DNA Methylation and Cell-Free DNA
In addition to RNA, fragments of cell-free DNA (cfDNA) can be found in the blood of AD patients. These fragments come from damaged cells in the aorta. Researchers have also found differences in DNA methylation patterns, chemical changes that affect how genes are turned on or off, in AD patients. These patterns could help detect the disease early, even before symptoms begin, especially in those with genetic risks.
The charity is currently funding a research project at the University of Cambridge investigating the role of cfDNA methylation in the diagnosis of acute aortic dissection, with the aim of developing a novel biomarker to aid timely and precise diagnosis.
Blood tests detecting changes in DNA methylation could offer a non-invasive way to detect or even predict AD, especially in people with inherited risks.
Inflammatory Markers
Inflammation plays a major role in AD. Proteins like IL-6, IL-10, and C-reactive protein (CRP) rise during the early stages and could help doctors assess how serious the dissection is. IL-6, in particular, has a wide time window for detection and may help monitor patients after treatment.

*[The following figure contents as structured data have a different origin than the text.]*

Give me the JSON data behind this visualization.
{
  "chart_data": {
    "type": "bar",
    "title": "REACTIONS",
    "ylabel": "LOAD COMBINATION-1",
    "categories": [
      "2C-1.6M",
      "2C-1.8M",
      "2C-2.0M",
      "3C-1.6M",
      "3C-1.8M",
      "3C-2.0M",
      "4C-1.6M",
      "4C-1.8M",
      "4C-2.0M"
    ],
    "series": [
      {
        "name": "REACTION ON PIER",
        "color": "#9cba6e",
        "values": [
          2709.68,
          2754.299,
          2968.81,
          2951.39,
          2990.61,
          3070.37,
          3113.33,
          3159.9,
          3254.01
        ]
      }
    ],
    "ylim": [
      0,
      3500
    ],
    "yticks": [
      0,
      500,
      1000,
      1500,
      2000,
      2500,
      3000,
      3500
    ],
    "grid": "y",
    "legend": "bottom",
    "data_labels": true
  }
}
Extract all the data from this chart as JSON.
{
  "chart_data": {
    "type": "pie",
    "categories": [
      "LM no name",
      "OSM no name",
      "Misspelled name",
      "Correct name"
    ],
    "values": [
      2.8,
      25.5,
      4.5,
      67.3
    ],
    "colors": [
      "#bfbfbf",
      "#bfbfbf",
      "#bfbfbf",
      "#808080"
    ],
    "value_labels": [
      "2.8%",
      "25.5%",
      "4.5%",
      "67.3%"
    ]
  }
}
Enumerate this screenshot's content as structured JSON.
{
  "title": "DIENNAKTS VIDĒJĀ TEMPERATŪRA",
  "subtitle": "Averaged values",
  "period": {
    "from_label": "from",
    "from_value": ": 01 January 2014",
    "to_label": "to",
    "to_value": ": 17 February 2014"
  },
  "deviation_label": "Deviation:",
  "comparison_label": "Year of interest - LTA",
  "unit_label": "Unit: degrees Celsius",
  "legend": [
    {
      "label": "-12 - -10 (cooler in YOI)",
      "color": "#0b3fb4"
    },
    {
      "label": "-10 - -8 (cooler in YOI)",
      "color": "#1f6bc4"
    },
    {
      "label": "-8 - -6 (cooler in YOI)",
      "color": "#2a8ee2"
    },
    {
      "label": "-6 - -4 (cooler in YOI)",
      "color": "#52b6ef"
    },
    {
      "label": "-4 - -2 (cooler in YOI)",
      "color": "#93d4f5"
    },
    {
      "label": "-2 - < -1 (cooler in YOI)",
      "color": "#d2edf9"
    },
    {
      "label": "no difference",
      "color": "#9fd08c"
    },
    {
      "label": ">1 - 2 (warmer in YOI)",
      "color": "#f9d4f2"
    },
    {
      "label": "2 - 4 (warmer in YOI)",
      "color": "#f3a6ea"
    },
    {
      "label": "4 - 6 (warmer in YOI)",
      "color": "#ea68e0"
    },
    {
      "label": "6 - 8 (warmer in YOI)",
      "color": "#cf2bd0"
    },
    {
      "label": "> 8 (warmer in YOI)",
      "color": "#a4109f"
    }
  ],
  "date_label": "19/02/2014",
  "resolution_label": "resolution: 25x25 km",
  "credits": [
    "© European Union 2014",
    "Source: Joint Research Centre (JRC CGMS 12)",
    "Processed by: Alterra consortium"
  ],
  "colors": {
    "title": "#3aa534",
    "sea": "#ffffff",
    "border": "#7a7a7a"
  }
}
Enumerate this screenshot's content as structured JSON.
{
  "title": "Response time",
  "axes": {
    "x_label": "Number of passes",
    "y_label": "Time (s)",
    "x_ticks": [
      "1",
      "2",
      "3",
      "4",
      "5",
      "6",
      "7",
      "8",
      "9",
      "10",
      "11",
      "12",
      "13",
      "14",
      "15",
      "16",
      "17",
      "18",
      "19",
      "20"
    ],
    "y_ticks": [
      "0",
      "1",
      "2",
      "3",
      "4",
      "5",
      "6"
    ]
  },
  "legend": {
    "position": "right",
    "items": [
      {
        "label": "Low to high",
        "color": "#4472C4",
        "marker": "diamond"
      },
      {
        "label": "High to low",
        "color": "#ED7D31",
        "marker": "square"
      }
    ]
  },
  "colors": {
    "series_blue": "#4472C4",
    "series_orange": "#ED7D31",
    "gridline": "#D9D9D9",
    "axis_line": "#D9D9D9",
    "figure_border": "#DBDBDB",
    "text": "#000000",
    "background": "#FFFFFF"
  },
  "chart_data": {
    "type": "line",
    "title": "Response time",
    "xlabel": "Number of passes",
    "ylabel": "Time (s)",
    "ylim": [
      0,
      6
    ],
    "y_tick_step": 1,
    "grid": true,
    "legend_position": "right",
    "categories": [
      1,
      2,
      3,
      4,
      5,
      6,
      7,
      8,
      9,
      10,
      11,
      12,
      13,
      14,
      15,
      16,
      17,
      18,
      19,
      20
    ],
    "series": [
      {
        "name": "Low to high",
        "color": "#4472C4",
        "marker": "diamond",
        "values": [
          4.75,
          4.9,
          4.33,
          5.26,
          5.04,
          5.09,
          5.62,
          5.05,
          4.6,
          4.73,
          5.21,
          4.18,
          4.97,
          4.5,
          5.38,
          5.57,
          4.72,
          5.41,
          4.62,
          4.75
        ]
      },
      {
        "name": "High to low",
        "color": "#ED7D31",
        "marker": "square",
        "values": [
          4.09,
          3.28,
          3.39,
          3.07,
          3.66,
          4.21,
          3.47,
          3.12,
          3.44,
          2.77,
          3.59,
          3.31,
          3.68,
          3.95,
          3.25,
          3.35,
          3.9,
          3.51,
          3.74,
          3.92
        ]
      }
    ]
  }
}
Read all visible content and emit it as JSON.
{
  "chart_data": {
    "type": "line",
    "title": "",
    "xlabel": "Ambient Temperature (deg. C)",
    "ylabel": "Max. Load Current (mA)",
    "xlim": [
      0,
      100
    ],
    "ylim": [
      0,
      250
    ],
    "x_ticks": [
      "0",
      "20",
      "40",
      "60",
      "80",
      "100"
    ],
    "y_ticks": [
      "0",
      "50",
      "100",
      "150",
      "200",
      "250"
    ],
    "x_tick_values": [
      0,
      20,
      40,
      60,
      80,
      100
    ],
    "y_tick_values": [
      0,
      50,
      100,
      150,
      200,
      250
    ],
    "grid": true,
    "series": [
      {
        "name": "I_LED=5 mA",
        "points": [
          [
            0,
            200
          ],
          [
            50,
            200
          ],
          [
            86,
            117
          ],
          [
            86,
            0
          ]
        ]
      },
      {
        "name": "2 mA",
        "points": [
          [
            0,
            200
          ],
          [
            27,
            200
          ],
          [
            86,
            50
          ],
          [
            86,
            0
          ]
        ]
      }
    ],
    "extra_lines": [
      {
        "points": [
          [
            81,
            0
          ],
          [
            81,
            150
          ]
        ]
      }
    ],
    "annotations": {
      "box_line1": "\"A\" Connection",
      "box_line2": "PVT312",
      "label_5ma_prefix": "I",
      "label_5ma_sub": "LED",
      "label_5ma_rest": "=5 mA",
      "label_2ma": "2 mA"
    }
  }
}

Ceruloplasmin (CP) is another inflammatory protein that increases in AD and may help distinguish between different forms of the disease. It has shown high accuracy in early studies and may also relate to blood clots within the aorta.
IL-6 and IL-10 are inflammatory proteins that rise during AD and are linked to worse outcomes.
Ceruloplasmin (CP) is another marker that may help identify more serious or complicated dissections.
Summary
While CT remains the gold standard for diagnosing aortic dissection, there is a growing body of research into biomarkers that can improve early detection, guide treatment, and predict outcomes. No single test has yet replaced imaging, but combinations of markers, especially proteins, miRNAs, and cfDNA, are showing great promise.
In the future, a simple blood test may help doctors detect AD sooner and manage it more effectively, especially in people with inherited risk. Until then, awareness of symptoms and timely medical evaluation remain essential. Patients with a family history of aortic disease or genetic conditions like Marfan syndrome should consult their doctor about screening options.